Penasaran, Imam Ghazali bertanya kepada Ahmad dari mana ia belajar ilmu tersebut. Ahmad menjawab bahwa ilmunya diperoleh dari seorang syekh yang berprofesi sebagai tukang sol sepatu. Imam Ghazali segera menemui syekh tersebut untuk belajar. Ketika bertemu, syekh memberikan ujian yang tampak sederhana tetapi sangat berat.
“Bersihkan lantai ini,” perintah syekh, tetapi tidak dengan sapu, melainkan dengan tangan. Imam Ghazali melaksanakan perintah itu tanpa ragu. Ujian lain pun datang: membersihkan kotoran dengan pakaian yang ia kenakan. Saat Imam Ghazali hendak melakukannya, syekh menghentikannya. Syekh akhirnya memulangkan Imam Ghazali setelah melihat keikhlasan dalam hatinya. Sekembalinya dari sana, Imam Ghazali merasa hatinya terbuka dan mendapatkan pencerahan dari Allah.

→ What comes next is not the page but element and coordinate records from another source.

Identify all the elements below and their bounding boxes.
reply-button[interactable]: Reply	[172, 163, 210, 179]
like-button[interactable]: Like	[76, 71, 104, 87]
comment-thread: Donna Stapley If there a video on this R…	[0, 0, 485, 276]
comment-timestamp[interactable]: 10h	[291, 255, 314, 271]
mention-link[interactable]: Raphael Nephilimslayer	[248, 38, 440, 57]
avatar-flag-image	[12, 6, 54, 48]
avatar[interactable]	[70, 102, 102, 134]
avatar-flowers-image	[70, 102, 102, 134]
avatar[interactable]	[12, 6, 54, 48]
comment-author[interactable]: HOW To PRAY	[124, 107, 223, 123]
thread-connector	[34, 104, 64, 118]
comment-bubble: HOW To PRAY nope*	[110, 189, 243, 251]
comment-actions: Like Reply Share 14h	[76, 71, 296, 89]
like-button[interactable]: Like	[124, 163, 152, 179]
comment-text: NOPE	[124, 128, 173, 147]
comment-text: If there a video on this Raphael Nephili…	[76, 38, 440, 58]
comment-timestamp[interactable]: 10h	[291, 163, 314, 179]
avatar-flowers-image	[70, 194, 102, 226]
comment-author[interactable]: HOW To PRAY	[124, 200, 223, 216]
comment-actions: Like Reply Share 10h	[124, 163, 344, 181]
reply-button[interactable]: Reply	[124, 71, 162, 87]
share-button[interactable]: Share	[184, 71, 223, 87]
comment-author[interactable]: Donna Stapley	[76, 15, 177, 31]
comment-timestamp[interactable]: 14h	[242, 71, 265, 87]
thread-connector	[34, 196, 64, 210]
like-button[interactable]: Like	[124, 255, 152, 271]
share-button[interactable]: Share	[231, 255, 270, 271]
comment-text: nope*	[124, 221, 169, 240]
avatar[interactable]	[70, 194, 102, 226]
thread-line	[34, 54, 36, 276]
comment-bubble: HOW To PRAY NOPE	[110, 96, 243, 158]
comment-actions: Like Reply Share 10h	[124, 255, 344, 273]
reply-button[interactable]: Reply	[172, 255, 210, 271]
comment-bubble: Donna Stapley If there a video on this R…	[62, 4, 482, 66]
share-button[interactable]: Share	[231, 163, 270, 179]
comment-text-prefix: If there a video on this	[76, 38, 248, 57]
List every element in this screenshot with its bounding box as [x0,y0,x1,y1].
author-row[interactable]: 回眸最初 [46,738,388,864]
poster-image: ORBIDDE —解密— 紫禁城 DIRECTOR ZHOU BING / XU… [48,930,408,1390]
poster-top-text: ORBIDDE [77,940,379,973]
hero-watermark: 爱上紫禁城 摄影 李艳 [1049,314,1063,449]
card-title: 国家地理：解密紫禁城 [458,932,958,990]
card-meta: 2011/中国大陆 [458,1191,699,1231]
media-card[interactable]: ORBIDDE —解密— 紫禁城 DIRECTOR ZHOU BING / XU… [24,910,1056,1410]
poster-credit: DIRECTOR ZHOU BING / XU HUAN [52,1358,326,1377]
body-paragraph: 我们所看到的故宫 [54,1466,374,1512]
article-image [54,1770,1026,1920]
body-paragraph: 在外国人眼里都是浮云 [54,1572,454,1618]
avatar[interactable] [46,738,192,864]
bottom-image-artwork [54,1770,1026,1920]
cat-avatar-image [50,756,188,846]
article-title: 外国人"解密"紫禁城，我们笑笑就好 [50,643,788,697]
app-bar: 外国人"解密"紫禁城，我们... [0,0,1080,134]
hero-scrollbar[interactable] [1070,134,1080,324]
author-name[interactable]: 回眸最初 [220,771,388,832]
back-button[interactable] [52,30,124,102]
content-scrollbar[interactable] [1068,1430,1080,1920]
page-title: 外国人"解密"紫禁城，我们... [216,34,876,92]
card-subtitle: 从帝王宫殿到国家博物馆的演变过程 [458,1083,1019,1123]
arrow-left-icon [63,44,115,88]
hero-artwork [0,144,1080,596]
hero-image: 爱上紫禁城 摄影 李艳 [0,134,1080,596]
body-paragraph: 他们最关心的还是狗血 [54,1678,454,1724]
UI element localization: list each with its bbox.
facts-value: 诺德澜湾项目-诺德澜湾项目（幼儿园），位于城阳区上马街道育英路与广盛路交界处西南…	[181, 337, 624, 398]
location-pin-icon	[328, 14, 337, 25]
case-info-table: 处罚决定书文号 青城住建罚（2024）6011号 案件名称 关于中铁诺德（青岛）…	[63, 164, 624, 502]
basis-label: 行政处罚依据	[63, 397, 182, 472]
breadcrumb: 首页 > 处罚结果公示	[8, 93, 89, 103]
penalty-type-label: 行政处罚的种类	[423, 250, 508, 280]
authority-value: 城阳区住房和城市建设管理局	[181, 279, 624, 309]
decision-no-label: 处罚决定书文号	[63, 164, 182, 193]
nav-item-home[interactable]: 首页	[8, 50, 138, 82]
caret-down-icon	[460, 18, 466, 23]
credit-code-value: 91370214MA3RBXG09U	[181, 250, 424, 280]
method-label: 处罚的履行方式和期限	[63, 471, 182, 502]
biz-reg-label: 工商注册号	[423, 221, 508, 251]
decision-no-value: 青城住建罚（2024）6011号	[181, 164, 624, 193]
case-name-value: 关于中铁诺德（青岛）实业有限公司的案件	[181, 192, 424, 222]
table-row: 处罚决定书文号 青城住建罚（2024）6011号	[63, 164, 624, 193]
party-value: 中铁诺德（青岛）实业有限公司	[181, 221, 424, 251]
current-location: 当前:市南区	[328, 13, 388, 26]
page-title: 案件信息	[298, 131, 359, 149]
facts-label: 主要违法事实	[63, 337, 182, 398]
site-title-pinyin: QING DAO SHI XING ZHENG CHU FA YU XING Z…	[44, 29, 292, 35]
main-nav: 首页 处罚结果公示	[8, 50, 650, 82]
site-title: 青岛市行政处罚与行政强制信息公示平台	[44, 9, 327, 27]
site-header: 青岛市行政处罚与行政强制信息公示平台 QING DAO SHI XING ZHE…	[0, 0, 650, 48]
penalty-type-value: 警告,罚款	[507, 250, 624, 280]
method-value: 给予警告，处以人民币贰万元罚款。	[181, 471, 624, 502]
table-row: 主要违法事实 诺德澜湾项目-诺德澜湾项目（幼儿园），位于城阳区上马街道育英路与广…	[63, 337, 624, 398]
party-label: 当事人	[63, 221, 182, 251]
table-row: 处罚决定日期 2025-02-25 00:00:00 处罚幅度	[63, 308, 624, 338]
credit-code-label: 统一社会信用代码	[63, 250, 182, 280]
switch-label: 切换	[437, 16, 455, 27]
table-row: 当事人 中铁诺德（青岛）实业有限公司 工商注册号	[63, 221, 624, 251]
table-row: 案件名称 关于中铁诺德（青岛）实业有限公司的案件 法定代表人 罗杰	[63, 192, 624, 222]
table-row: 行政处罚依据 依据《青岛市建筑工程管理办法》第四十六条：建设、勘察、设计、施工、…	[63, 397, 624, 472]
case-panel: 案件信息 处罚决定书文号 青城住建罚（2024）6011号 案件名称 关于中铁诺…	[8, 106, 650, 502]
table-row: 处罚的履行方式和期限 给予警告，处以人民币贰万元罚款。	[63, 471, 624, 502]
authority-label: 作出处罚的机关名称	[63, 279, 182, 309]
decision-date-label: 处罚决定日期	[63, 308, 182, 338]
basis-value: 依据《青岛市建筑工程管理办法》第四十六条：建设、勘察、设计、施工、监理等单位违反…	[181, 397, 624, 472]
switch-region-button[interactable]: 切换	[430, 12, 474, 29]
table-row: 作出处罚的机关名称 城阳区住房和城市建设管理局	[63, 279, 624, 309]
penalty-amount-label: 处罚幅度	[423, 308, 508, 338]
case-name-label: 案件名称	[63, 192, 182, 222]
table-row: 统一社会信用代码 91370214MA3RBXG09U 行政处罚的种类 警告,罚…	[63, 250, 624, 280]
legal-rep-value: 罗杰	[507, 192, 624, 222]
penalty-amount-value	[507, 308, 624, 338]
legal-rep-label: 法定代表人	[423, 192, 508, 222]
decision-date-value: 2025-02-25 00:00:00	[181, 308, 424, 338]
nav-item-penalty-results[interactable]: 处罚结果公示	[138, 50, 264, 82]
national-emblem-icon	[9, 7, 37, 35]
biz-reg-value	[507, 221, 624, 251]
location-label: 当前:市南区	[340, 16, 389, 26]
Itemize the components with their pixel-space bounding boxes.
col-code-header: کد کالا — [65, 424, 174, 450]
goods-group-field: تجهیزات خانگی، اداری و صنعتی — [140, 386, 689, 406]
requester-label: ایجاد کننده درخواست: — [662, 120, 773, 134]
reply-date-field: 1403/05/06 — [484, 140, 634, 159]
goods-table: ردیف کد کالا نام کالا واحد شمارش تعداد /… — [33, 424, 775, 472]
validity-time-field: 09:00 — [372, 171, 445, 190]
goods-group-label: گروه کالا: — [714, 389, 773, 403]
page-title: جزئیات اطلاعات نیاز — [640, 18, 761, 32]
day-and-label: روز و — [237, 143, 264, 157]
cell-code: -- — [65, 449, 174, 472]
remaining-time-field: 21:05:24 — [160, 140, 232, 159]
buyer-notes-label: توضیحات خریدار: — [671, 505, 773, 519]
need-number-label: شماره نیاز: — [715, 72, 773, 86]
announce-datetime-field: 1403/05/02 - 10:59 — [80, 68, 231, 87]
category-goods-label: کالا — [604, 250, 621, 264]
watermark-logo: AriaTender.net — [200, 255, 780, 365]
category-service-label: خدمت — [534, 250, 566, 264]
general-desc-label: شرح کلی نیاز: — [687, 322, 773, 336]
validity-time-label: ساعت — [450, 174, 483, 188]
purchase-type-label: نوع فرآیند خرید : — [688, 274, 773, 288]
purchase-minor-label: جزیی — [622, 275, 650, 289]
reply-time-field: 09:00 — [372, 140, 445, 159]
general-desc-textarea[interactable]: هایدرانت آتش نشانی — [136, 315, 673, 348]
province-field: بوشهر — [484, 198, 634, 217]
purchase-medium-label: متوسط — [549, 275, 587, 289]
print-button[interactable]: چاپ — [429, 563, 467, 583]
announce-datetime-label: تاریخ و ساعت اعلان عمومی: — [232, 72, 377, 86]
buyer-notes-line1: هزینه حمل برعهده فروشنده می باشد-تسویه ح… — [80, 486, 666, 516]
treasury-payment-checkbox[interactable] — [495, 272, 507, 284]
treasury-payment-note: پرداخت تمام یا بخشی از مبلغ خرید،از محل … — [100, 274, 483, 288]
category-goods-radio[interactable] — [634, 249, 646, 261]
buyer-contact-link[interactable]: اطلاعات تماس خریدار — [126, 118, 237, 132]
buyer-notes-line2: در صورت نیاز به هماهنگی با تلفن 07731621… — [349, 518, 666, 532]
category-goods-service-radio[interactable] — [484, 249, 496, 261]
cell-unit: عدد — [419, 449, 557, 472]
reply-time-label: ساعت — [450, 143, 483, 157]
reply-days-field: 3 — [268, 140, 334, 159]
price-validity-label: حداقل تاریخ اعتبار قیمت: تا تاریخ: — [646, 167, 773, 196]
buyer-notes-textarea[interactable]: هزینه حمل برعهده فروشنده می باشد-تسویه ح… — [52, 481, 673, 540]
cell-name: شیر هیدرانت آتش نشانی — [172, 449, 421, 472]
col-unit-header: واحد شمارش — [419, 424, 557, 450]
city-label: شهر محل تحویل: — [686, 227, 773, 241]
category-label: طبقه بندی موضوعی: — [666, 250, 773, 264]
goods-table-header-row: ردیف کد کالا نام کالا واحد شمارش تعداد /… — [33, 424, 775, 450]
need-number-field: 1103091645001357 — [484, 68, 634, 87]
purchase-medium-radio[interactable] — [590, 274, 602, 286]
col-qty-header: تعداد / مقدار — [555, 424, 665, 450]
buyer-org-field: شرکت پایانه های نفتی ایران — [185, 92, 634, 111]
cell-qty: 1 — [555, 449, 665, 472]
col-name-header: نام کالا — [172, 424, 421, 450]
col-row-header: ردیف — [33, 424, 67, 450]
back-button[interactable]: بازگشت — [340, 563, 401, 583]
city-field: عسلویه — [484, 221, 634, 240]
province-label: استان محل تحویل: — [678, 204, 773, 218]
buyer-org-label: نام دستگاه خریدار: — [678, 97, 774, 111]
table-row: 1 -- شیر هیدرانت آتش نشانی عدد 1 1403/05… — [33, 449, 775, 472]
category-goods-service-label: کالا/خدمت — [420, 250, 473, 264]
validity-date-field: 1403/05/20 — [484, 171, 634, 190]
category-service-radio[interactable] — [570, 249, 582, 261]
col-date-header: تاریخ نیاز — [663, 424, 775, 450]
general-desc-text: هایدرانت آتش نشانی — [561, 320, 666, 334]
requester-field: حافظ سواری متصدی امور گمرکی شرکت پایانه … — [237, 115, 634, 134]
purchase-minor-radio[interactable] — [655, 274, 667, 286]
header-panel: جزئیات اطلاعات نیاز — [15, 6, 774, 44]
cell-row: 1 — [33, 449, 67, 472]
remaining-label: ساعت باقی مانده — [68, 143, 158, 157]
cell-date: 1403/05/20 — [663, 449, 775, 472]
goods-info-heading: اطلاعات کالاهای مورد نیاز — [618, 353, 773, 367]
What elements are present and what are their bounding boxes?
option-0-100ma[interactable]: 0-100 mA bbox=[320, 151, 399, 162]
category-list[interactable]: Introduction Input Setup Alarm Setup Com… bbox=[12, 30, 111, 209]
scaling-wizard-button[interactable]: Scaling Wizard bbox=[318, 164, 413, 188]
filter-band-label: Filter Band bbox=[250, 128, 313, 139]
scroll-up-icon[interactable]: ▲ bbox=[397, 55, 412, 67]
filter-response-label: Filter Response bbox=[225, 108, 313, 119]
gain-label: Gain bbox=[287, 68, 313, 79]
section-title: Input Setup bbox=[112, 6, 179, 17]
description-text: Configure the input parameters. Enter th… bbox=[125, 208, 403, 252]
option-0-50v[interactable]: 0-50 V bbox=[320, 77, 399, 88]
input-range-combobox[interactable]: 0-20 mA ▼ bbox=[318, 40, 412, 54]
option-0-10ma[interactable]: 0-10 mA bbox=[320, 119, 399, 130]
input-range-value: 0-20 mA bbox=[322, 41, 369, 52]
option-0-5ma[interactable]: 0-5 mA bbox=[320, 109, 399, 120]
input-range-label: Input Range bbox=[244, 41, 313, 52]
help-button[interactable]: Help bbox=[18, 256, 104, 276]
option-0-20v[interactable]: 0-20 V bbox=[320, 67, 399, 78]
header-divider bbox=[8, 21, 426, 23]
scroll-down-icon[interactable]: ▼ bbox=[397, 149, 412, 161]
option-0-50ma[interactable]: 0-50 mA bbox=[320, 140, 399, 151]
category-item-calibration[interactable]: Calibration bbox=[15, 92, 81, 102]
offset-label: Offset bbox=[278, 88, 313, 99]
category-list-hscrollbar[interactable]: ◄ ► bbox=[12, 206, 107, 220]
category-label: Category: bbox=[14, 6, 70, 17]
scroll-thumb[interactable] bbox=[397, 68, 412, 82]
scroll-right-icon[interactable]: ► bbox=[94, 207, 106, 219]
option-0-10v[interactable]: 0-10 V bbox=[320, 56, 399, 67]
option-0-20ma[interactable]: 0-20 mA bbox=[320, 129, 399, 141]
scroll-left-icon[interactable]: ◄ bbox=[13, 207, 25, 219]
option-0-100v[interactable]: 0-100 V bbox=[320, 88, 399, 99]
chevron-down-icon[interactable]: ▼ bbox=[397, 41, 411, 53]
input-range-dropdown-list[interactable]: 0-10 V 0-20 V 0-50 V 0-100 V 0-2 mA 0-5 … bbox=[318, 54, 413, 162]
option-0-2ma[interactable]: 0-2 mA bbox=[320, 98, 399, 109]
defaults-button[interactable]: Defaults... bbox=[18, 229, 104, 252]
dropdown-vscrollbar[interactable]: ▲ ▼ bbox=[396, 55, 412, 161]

Kisah ini memberikan banyak pelajaran. Imam Ghazali, meski telah mencapai gelar syekh, tidak pernah berhenti belajar. Ia bahkan rela merendahkan dirinya di hadapan seorang yang terlihat biasa-biasa saja. Selain itu, cerita ini menunjukkan pentingnya memiliki guru spiritual yang tulus, yang bisa membimbing dan memperbaiki hati seorang murid.
Di dunia tasawuf, hati memegang peran sentral dalam spiritualitas. Sayangnya, hubungan antara guru dan murid kadang disalahgunakan, terutama jika ada kekosongan spiritual dalam diri seorang guru. Hal ini dapat berakibat pada penyalahgunaan kekuasaan, bahkan dengan dalih mencari ridha guru. Wallahu a‘lam. (**)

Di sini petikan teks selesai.